In Catholicism, the Miracle of Lanciano is a Eucharistic miracle purported to have occurred in the eighth century in the city of Lanciano, Italy. According to tradition, a monk who had doubts about the real presence of Christ in the Eucharist found, when he said the words of consecration at Mass, that the bread and wine changed into flesh and blood. The Catholic Church officially claims the miracle as authentic.

The relics of this miracle currently reside in the Church of San Francesco, Lanciano in Corso Roma.

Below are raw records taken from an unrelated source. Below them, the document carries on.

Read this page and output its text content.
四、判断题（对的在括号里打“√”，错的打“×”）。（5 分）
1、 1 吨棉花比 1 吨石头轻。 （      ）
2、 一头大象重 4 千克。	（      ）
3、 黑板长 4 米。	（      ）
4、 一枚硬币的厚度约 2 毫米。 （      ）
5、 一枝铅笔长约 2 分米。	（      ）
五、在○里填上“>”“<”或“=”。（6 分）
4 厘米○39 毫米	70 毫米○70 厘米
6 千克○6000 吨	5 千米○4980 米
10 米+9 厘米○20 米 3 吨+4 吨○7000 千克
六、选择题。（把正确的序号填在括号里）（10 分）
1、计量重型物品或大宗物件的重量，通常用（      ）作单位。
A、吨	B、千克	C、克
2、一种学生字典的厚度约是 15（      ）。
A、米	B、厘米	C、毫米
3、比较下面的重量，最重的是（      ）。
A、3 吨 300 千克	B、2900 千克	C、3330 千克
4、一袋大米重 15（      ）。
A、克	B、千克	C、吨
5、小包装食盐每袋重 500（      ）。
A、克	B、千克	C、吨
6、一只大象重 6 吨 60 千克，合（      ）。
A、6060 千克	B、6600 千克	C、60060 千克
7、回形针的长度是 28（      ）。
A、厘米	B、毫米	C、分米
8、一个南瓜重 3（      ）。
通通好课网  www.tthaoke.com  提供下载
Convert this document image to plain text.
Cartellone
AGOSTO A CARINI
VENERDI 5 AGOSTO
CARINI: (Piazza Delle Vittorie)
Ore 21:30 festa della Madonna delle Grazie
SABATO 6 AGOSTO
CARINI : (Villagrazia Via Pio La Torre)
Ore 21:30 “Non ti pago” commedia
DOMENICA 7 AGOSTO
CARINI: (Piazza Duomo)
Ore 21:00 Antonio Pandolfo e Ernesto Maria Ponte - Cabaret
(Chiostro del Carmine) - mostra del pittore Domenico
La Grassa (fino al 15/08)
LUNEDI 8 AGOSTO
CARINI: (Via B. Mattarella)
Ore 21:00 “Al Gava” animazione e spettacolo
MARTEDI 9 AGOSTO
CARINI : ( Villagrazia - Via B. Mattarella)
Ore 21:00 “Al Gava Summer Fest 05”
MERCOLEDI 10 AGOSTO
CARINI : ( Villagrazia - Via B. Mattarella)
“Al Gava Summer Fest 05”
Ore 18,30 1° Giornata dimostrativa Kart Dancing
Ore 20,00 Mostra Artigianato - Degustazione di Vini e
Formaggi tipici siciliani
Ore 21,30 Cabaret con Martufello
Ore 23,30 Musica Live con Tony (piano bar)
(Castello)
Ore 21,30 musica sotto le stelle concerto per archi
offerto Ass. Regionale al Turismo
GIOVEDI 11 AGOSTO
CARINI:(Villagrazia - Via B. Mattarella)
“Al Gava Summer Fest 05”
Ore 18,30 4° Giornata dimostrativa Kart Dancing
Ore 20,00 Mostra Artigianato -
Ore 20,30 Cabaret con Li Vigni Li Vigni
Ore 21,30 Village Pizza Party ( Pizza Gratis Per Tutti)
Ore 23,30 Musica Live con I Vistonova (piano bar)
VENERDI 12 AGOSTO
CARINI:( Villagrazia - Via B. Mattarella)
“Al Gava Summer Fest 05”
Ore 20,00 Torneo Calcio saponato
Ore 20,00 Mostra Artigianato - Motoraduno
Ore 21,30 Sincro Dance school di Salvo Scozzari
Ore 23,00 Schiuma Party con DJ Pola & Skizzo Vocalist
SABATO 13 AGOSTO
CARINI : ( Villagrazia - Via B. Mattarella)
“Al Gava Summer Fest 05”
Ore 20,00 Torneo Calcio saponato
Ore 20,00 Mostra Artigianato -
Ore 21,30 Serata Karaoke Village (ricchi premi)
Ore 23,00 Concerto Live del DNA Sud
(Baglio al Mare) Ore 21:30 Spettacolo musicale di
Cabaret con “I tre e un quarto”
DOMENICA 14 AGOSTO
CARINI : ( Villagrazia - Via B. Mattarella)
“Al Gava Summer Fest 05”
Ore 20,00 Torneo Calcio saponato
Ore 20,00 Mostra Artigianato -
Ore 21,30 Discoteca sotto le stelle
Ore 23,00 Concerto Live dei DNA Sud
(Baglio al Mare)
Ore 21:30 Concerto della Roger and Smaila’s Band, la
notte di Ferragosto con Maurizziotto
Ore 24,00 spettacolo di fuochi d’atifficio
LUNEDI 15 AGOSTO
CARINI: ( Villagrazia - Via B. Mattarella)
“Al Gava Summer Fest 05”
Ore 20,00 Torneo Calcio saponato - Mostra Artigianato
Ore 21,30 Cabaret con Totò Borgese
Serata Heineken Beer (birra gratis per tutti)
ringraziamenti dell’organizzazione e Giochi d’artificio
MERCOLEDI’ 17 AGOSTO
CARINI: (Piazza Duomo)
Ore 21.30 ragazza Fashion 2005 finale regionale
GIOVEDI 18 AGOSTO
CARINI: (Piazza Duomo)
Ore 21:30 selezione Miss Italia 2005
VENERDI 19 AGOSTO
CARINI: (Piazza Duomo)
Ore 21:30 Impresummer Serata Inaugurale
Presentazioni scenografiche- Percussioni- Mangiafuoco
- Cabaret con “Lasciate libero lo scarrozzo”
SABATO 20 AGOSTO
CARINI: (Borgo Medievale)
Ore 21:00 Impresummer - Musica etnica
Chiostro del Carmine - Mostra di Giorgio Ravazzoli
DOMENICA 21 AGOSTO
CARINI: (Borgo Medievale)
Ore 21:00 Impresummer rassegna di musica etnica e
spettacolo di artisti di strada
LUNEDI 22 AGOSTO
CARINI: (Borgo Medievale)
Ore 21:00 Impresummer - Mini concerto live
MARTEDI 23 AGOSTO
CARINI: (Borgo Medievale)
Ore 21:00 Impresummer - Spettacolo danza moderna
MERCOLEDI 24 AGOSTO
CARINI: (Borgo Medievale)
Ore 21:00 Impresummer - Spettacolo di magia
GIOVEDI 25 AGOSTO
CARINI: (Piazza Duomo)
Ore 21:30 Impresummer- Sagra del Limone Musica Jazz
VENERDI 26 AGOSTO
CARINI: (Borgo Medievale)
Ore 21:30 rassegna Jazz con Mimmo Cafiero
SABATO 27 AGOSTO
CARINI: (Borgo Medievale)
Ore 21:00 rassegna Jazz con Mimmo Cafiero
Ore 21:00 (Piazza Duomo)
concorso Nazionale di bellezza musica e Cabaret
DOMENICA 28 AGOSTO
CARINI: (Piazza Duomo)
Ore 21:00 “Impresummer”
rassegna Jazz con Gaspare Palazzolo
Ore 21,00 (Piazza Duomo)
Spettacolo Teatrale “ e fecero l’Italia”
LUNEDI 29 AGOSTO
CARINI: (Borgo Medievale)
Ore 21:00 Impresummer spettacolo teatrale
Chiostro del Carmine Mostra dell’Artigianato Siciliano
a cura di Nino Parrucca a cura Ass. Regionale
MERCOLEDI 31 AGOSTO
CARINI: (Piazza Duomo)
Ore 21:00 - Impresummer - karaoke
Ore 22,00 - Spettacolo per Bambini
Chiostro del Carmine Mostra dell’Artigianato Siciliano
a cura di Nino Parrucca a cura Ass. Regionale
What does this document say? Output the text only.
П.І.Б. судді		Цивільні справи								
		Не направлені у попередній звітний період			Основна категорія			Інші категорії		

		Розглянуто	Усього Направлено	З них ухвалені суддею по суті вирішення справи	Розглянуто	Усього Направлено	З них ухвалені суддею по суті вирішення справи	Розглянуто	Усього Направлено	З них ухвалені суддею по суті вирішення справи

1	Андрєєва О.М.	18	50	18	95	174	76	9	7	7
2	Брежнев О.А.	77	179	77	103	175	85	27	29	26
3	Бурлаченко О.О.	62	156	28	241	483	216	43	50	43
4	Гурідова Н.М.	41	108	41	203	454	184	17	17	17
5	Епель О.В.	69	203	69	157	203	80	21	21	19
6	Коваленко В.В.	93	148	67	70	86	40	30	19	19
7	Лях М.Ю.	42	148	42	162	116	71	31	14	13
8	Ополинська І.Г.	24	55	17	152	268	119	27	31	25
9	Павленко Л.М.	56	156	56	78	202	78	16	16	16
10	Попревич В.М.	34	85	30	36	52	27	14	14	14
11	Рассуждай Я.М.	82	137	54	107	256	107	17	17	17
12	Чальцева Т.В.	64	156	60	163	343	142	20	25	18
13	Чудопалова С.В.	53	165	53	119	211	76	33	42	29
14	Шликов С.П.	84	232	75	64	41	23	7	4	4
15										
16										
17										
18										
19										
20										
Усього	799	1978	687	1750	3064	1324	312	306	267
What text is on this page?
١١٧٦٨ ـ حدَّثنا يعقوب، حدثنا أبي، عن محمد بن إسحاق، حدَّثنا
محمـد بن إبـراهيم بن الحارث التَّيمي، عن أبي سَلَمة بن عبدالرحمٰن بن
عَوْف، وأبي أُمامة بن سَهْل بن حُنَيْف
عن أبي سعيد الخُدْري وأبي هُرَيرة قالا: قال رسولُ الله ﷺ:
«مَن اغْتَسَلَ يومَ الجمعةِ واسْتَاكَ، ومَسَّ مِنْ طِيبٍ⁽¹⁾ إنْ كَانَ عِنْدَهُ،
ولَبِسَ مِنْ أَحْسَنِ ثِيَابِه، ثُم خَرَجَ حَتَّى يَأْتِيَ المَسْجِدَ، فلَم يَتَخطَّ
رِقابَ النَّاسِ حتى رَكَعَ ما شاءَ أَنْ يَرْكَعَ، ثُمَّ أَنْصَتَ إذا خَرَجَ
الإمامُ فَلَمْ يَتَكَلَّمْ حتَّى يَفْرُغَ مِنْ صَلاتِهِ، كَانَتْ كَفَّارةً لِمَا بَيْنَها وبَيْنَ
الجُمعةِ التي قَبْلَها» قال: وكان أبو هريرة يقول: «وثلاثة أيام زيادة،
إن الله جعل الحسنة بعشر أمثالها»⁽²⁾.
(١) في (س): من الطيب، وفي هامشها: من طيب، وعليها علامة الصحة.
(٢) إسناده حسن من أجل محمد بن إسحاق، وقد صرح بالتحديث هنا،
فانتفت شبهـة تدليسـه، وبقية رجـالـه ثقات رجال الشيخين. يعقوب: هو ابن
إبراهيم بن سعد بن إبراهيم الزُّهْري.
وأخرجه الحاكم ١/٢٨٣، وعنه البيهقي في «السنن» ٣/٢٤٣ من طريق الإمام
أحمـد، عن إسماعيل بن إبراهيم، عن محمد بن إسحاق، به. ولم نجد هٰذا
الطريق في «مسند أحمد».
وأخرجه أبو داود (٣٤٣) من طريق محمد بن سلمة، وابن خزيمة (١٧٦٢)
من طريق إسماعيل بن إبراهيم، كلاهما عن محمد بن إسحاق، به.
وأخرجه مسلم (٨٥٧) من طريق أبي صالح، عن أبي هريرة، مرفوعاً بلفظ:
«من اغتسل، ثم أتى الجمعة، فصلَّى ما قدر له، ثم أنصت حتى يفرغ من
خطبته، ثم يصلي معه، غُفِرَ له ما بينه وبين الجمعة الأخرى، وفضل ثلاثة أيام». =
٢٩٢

The miracle is usually described roughly as follows: In the city of Lanciano, Italy, then known as Anxanum, some time in the 700s, a Basilian hieromonk was assigned to celebrate Mass at the monastery of St. Longinus. Celebrating in the Latin Rite and using unleavened bread, the monk had doubts about the Catholic doctrine of transubstantiation. During the Mass, when he said the Words of Consecration ("This is my body. This is my blood"), with doubt in his soul, the priest saw the bread change into living flesh and the wine change into blood which coagulated into five globules, irregular and differing in shape and size. The miracle was supposed to have been contemporaneously investigated and confirmed by the Church, though no documents from this alleged investigation are extant.

The specimens which are alleged to have resulted from this miracle are currently kept in a silver ostensorium in the Church of San Francesco, Lanciano, where they are treated as relics and visited by pilgrims.